At Domino’s Biggest Franchisee, a Chatbot Named “Dottie” Speeds Up Hiring

The text message-based software app has helped the operator of 187 pizza shops cut the time it takes to hire hourly workers in half

3 min read
An employee cuts a pizza at a Domino's Pizza Inc. restaurant
Photo: Andrew Harrer/Bloomberg/Getty Images

At RPM Pizza, a chatbot nicknamed “Dottie” has made hiring almost as fast as delivering pizzas.

RPM adopted the text message-based chatbot along with live chat and text-based job applications to speed up multiple aspects of the hiring process, including identifying promising job candidates and scheduling initial interviews.

Merrin MuellerMerrin MuellerPhoto: RPM Pizza

It makes sense to use texting for hiring, said Merrin Mueller, RPM’s head of people and marketing, during a presentation on the chatbot at the recent HR Technology Conference in Las Vegas. Job hunters respond to a text faster than an email. At a time when U.S. unemployment is low, competition for hourly workers is fierce, and company recruiters are overwhelmed, you have to act fast.

“People who apply here are applying at Taco Bell and McDonald’s too, and if we don’t get to them right away and hire them faster, they’ve already been offered a job somewhere else,” Mueller said.

RPM is Domino’s largest U.S. franchisee, operating 187 Domino’s locations in five states. Recruiters at the Gulfport, Miss., company are responsible for filling jobs for 30 to 50 stores each. Before Dottie, they manually screened applications that job hunters filled out online, followed up with likely prospects, and passed names on to be interviewed by store managers, who have the ultimate say on who’s hired. That setup wasn’t ideal, Mueller said. Candidates didn’t know the status of their application until a recruiter contacted them.

To change that, RPM subscribed to a cloud-based recruiting chatbot app from TextRecruit that can be programmed to provide natural-language responses to common hiring questions in English and Spanish and works in conjunction with RPM’s existing applicant tracking system software. In addition, the team Mueller worked with trained it to share fun facts, like how many slices are in a large pizza, and to deflect inappropriate questions, like one the company got from one would-be jokester asking if it sold cocaine, she said.

The project had an inauspicious start. It took Mueller six months after signing up with TextRecruit to figure out how to market the service. Once she decided to turn the chatbot into a cartoon character and use pizza box toppers, in-store displays, and billboards to advertise it, it took about a month to put the plan into action. “I usually like to implement things in one store and then roll out, but we just put it out there. That’s rare, but it was that easy,” she said.

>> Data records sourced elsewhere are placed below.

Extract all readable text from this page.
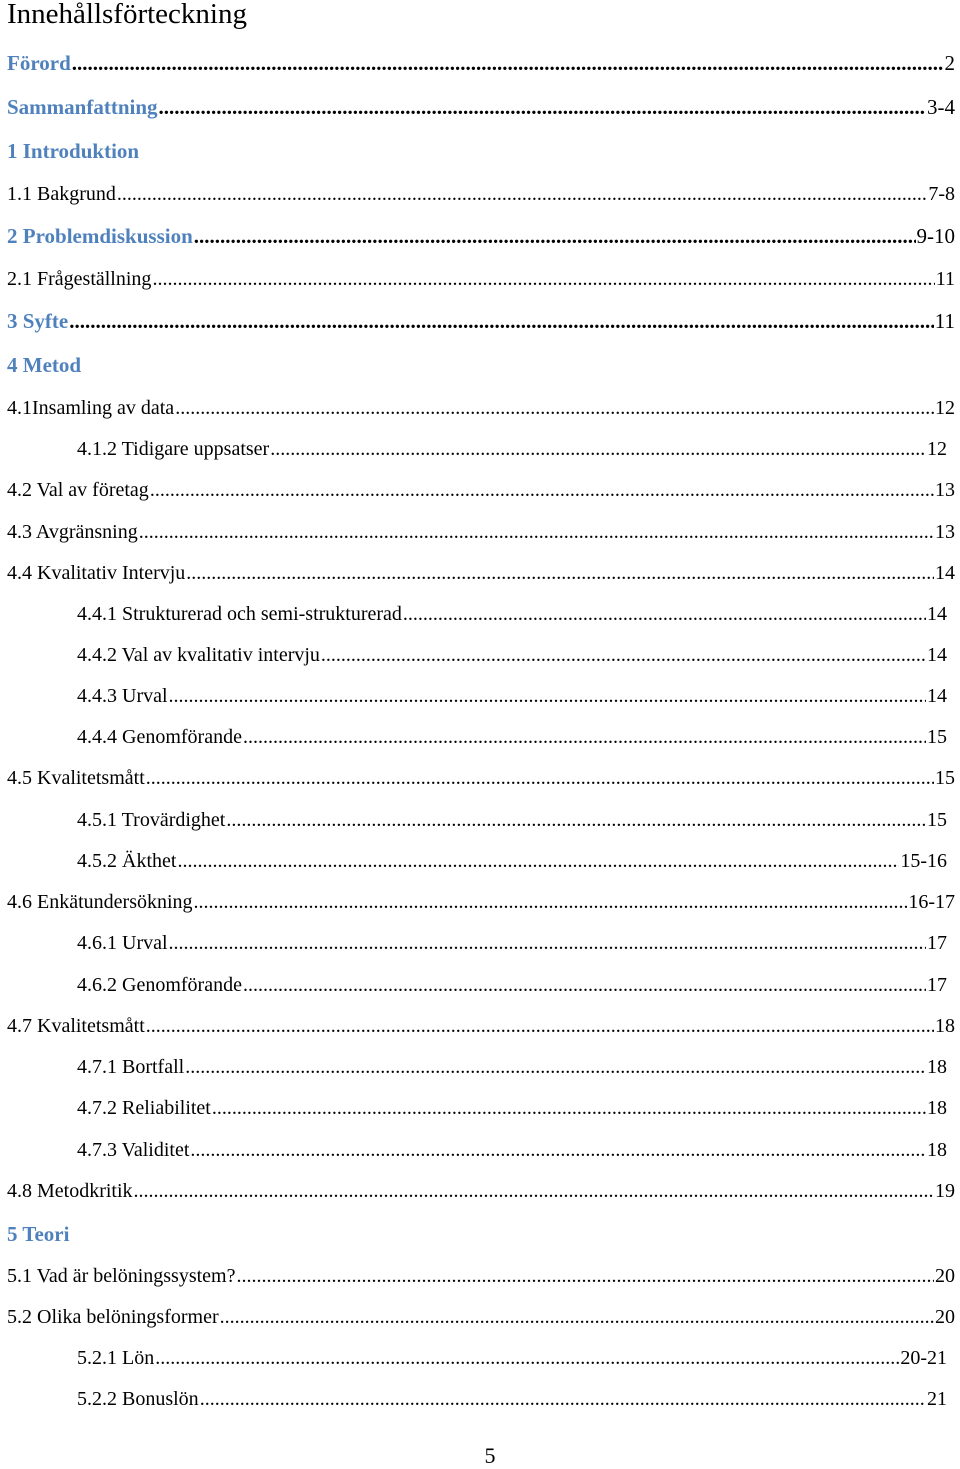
Innehållsförteckning
Förord .....	2
Sammanfattning .....	3-4
1 Introduktion
1.1 Bakgrund .....	7-8
2 Problemdiskussion .....	9-10
2.1 Frågeställning .....	11
3 Syfte .....	11
4 Metod
4.1Insamling av data .....	12
4.1.2 Tidigare uppsatser .....	12
4.2 Val av företag .....	13
4.3 Avgränsning .....	13
4.4 Kvalitativ Intervju .....	14
4.4.1 Strukturerad och semi-strukturerad .....	14
4.4.2 Val av kvalitativ intervju .....	14
4.4.3 Urval .....	14
4.4.4 Genomförande .....	15
4.5 Kvalitetsmått .....	15
4.5.1 Trovärdighet .....	15
4.5.2 Äkthet .....	15-16
4.6 Enkätundersökning .....	16-17
4.6.1 Urval .....	17
4.6.2 Genomförande .....	17
4.7 Kvalitetsmått .....	18
4.7.1 Bortfall .....	18
4.7.2 Reliabilitet .....	18
4.7.3 Validitet .....	18
4.8 Metodkritik .....	19
5 Teori
5.1 Vad är belöningssystem? .....	20
5.2 Olika belöningsformer .....	20
5.2.1 Lön .....	20-21
5.2.2 Bonuslön .....	21
5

Mueller declined to say how much she spent to add the chatbot; according to TextRecruit’s website, prices are customized based on a company’s needs, number of users, and monthly contacts.

Dottie is a chatbot that helps RPM Pizza hire workersImages: RPM Pizza

In the two years since Dottie arrived, the chatbot’s faster response time and ability to schedule job interviews into time slots that store managers designate in advance has cut the days it takes to hire hourly workers from up to five to between one and three. It also reduced RPM’s application drop-out rate, the percentage of people who start filling out an application but quit before submitting it.

Mueller also believes the streamlined hiring experience has helped manage new hires’ expectations for the kind of workplace they’re joining. “We set the stage right off the bat that we want to be quick,” she said. She gives the chatbot and the faster hiring process it created partial credit for the significant decrease in RPM’s yearly turnover, from 205 percent in 2015 to 111 percent so far this year, well under the 155 percent annual average for hourly food-service employees, she said.

After Dottie was up and running, Mueller fielded so many calls about the chatbot from other Domino’s franchisees that she bought booth space at the pizza chain’s annual worldwide rally in 2018 to share what she’d learned. Since then, more than 60 other Domino’s franchisees have begun using TextRecruit, which today is owned by iCIMS, a talent acquisition software vendor that acquired it in early 2018. Some of them are using chatbot characters that Mueller designed when she dreamed up Dottie.

Recruiting chatbots are poised to become more prevalent given that 66 percent of jobseekers start a job search on their phone, said Al Smith, iCIMS chief technology officer, in the conference. “You have to be where they are and do what they’re doing.”